Фабрика мертвецов
Шрифт:
Тот выскользнул без малейшего сопротивления, легко и плавно, точно из ножен. Митя с ужасом зажмурился… и не открыл глаза, даже когда услышал рядом шаги. Шаги стихли. Митя тяжко, обреченно вздохнул и приоткрыл один глаз.
Отец стоял рядом – и держал нож в руке. С коротким – как раз в ножнах под рукавом носить, отблескивающим серебром лезвием и ухватистой костяной рукоятью.
– Твой? – тихо сказал отец. – Ты их упокоил?
– Нет. – коротко и зло отрезал Митя. – Не я.
– Почему ты мне все время врешь? – снижая голос до почти неслышного шепота, также зло спросил отец. – Это ведь…
– Вот именно. – отрезал Митя. – И если я говорю, что не я, может, ты наконец поймешь, что я говорю правду? – и отвернулся от отца. – Свенельд Карлович! Мне неловко вас беспокоить… но мой автоматон пришлось бросить в степи. Хотелось бы его найти до темноты, если он еще цел.
– Конечно, Дмитрий. – кивнул тот, направляясь к своему паро-боту. – Если Аркадий Валерьянович не против, сейчас и поедем.
Бух-бух-бух! Паро-бот мерял громадными шагами степь. Мимо медленно плыли поросшие сорняками холмы. Стремительно темнеющий горизонт покачивался в такт то приподнимающей, то опускающейся спине автоматона, за которую цеплялся Митя.
– Свенельд Карлович… - наконец решившись, он повысил голос, перекрывая шипение пара. – А ведьмы… про которых местные говорят… кто они? Или вы в них не верите, как Ингвар?
Штольц долго молчал, только и слышалось бух-бух-бух – шаги автоматона, стук поршней и ш-ш-ш – шорох пара.

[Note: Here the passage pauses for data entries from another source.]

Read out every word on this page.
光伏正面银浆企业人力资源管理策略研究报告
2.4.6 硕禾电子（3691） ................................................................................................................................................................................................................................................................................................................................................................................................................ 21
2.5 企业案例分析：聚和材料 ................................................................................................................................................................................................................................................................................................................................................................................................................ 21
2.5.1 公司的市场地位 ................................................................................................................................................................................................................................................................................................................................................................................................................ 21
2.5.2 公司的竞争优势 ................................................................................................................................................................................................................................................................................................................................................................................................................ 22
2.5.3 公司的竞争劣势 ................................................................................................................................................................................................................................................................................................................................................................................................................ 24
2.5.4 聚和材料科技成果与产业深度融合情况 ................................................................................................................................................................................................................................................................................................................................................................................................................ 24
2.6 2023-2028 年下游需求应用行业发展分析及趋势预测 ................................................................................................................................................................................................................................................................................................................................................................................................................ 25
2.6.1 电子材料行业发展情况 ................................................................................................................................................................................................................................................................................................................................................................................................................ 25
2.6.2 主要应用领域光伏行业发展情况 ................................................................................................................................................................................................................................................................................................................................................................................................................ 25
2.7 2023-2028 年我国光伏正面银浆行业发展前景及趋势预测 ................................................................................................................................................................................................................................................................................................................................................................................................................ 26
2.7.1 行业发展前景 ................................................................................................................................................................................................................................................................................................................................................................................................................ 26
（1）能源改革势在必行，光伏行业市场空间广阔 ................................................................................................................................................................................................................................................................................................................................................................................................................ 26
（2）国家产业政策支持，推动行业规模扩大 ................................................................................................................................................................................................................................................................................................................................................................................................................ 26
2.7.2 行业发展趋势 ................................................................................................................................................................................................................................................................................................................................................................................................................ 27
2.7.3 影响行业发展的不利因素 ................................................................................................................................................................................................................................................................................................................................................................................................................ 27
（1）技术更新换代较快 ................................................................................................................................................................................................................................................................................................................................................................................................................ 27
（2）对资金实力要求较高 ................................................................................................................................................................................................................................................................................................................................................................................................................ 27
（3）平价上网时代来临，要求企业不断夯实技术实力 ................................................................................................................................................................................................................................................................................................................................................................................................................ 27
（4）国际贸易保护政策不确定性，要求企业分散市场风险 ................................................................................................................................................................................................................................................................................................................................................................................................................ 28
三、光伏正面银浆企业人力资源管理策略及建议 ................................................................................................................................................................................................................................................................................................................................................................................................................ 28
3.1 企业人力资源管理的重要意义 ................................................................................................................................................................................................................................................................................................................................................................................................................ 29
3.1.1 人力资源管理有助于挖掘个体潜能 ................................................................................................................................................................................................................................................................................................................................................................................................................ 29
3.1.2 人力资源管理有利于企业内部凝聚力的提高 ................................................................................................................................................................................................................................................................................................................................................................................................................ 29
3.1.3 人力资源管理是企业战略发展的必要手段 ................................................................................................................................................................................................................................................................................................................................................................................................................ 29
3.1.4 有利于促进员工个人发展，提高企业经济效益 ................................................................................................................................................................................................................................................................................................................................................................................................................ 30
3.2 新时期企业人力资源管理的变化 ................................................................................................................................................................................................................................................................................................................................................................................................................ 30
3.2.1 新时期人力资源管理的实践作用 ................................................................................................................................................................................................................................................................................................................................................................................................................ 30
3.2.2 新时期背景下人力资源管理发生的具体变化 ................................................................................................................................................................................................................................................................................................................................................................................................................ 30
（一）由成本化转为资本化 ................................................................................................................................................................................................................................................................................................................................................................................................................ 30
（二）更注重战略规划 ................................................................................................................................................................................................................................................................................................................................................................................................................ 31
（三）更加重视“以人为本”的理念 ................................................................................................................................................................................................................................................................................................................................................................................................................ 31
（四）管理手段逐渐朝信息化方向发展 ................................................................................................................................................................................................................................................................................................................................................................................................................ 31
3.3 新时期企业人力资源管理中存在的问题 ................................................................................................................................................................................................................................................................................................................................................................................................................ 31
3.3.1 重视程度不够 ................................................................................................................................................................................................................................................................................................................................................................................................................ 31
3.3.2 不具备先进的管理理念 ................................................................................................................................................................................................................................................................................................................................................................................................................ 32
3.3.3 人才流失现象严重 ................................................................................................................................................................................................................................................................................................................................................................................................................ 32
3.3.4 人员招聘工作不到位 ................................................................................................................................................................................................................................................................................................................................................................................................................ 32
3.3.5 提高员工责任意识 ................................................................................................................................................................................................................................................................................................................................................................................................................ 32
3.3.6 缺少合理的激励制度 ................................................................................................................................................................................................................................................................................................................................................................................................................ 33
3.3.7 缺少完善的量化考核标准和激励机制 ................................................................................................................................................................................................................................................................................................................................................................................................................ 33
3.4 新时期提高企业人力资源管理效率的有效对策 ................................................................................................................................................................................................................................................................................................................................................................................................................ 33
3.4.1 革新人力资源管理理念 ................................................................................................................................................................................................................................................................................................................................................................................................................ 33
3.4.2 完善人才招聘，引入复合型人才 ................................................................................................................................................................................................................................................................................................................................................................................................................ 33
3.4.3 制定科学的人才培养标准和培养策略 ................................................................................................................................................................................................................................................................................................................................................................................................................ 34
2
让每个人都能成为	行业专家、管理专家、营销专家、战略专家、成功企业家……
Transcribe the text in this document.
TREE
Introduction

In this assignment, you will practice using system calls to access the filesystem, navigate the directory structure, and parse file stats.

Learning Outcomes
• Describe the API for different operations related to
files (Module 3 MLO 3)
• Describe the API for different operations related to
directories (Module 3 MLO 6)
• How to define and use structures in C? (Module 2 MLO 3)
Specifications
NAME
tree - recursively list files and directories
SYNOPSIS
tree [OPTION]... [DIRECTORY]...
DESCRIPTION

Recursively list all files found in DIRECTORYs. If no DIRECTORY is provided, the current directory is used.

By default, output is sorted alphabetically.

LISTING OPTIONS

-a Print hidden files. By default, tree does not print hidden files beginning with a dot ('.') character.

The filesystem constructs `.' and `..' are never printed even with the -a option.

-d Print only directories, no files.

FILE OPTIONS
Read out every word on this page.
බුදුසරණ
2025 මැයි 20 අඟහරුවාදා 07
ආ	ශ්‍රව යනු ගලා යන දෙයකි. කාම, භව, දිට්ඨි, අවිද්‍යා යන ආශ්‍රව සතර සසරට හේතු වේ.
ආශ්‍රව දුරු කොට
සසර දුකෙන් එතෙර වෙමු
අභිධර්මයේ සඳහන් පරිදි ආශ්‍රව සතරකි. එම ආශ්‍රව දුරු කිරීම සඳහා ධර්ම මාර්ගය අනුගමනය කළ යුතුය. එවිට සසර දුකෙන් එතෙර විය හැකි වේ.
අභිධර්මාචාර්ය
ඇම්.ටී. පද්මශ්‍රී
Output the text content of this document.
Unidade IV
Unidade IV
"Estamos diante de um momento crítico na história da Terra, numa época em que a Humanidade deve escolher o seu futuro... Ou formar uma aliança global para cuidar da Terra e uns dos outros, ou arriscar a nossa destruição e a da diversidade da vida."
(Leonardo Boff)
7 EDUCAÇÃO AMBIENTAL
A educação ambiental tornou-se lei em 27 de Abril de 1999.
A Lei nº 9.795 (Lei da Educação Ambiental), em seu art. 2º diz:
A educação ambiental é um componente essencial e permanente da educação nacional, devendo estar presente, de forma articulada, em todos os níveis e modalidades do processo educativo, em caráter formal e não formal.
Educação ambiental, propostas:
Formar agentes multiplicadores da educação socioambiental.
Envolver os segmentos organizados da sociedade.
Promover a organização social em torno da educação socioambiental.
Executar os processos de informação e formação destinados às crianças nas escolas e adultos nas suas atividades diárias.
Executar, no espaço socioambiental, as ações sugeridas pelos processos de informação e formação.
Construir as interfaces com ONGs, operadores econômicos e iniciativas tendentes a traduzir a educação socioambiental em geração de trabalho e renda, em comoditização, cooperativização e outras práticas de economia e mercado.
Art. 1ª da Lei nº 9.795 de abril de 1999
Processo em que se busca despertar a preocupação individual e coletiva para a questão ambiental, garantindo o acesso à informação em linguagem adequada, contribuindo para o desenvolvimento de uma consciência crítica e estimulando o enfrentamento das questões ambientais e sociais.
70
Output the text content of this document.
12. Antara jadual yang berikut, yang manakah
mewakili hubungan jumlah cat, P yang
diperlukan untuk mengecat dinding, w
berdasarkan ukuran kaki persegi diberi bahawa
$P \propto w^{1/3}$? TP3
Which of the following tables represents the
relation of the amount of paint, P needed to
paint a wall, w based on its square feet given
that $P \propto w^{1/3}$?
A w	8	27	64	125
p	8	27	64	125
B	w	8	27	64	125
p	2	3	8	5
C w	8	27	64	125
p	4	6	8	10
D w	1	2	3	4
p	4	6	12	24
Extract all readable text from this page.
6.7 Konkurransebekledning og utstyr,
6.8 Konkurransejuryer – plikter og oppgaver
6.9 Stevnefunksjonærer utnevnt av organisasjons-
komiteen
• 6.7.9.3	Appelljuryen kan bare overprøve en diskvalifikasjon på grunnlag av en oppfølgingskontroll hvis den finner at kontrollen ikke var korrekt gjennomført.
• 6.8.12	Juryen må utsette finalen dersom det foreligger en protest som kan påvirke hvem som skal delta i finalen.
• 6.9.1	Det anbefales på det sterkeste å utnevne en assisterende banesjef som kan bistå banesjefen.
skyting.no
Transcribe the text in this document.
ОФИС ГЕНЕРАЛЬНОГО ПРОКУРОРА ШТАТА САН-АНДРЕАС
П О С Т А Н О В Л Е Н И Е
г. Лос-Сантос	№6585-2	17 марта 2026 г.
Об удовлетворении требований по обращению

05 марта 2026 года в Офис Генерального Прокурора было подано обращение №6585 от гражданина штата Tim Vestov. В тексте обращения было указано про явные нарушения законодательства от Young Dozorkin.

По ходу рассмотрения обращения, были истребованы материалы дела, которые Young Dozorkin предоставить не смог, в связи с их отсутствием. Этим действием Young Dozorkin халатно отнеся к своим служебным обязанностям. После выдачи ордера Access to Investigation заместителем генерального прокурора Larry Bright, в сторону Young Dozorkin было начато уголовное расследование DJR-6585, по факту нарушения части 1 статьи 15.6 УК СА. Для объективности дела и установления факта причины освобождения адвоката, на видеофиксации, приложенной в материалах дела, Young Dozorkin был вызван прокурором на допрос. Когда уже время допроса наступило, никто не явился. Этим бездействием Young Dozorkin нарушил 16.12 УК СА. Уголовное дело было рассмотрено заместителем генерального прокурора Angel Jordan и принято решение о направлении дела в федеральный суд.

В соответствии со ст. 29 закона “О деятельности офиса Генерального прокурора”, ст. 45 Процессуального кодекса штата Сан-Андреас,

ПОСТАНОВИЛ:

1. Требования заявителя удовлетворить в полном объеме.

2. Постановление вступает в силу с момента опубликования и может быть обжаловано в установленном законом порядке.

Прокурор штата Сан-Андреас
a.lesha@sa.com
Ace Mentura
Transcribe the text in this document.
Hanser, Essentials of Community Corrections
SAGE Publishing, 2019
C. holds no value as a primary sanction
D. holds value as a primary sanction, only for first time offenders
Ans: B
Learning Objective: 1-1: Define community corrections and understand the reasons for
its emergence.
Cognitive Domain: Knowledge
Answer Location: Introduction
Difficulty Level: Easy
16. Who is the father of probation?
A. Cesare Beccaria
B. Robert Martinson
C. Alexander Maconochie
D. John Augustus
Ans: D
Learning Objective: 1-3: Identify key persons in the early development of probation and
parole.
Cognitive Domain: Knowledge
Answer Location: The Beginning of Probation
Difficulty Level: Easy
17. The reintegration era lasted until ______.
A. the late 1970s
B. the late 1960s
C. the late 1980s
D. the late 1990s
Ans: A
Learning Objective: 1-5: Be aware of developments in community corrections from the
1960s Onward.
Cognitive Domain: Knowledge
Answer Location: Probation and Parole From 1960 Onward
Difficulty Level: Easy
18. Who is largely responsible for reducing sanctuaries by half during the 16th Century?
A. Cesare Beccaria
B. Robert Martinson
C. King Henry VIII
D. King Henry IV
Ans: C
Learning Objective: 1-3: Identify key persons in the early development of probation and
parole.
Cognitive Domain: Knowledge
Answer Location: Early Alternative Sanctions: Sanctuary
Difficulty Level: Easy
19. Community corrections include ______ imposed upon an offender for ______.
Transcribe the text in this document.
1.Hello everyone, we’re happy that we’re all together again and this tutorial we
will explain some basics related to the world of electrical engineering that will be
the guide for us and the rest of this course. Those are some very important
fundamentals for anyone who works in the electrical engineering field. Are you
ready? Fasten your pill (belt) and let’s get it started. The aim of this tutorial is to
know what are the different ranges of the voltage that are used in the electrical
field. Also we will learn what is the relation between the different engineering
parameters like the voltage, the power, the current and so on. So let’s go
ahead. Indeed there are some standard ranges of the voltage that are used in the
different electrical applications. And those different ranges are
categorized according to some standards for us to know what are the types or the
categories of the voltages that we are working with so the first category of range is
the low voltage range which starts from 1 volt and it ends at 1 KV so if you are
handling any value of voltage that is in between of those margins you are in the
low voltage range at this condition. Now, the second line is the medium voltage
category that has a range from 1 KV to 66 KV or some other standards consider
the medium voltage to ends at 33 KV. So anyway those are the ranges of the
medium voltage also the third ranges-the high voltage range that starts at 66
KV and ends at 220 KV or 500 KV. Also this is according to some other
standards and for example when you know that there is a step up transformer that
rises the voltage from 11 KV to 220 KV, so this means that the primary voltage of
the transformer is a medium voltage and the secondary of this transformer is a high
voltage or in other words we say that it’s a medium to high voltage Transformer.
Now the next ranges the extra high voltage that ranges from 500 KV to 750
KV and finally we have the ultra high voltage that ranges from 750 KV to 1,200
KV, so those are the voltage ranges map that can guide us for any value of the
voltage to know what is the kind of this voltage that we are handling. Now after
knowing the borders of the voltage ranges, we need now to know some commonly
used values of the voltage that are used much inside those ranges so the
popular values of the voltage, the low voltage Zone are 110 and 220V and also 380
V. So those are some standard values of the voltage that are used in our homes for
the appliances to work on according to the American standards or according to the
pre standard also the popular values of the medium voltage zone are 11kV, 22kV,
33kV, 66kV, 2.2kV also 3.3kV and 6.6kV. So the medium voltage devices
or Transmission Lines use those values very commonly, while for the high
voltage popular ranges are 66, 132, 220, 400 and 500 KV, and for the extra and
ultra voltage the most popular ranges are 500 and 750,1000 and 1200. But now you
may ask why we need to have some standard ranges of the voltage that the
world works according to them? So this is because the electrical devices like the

– Сейчас время людей. – наконец тихо, едва различимо среди шумов откликнулся Свенельд. – И Бога Единого, Бога Людей. Но… Ингвар родился уже тут, а я – еще там, на берегу северного моря. Мы помним… Помним, что те, кого сейчас называют Старыми, Древними, Кровными Предками, когда-то тоже… были богами. А у них были служители. В рыбацких деревнях детей Одина еще живут вельвы. А в здешних – ведьмы.
– Вы думаете… - неуверенно начал Митя.
– Я слишком… цивилизованный. Я – думаю. А мой дед знал: хочешь попросить Старых – ищи вельву.
– И найдешь… - едва слышно шепнул в ответ Митя.
Глава 46. Новый управляющий
Митя сидел на крыше помещичьего дома, стараясь слиться с трубой. От сложенного на заднем дворе очага тянуло запахом каши. Из комнат слышался топот, что-то бухало, шаркали лопаты, и совсем изредка нанятые в деревне мужики перебрасывались парой слов и тут же замолкали. Надо отдать Бабайко должное, даже сейчас, после его смерти, жители деревеньки отличались редкой молчаливостью. Весьма приятной обычно, но не совсем уместной сейчас – под гул голосов было бы легче прятаться.
Заскрипело колесо и мужик с тачкой протопотал по настеленным на парадных ступеньках мосткам. Вывалил обломки лепнины, серую штукатурочную пыль, мусор и старые кирпичи поверх кучи у поросшей сорняками клумбы, и налегке поспешил обратно. Стараясь не смотреть на мусорную кучу впрямую, Митя припал к краю крыши и затаил дыхание.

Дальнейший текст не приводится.